Note: Harissa, a North African spice paste,
varies from region to region, so there is no definitive
recipe, but a mixture of 1 teaspoon
ground cumin, ½ teaspoon ground chile, and
1 teaspoon smoked paprika is a good substitute.

Preheat the oven to 350°F.

In a large bowl, combine the lamb, garlic, cilantro if using, harissa, salt, and pepper. Roll 1-tablespoon balls between your palms and place on a rimmed baking sheet.

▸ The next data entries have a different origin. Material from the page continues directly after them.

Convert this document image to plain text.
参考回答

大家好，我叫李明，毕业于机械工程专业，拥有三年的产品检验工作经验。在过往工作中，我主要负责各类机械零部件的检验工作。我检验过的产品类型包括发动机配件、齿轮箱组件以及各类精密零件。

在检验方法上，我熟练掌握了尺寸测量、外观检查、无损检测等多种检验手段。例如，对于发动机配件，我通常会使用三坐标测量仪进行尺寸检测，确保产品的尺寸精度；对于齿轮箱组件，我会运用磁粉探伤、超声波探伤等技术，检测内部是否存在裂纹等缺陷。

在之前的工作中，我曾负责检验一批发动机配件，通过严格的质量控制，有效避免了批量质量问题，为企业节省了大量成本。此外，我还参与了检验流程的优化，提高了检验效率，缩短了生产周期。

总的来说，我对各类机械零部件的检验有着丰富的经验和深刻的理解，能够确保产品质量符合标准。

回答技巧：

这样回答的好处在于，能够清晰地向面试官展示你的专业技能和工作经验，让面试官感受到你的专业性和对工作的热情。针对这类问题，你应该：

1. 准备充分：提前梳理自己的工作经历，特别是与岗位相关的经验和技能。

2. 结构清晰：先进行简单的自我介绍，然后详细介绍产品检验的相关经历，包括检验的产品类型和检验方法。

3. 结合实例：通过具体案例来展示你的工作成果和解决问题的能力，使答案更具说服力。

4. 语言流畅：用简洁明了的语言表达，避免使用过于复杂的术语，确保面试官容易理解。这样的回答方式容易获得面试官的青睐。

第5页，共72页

Set a large ovenproof pan over medium heat. When the pan is hot, add the meatballs and sear on all sides, 3 to 5 minutes total. Transfer to the oven and cook the meatballs for 4 to 6 minutes,
until the insides are pink and the outsides are golden brown. Transfer to a serving dish, drizzle yogurt sauce over the top, and serve.

Yogurt Sauce
Makes about 1 cup
1 cup plain yogurt
2 tablespoons chopped fresh cilantro or mint (optional)
1 teaspoon harissa
A squeeze of lemon juice
Salt and freshly ground black pepper

In a medium bowl, combine the yogurt, cilantro if using, harissa, and lemon juice; season with salt and pepper. Whisk until the yogurt is thin and creamy. Keep in the refrigerator for up to 7 days.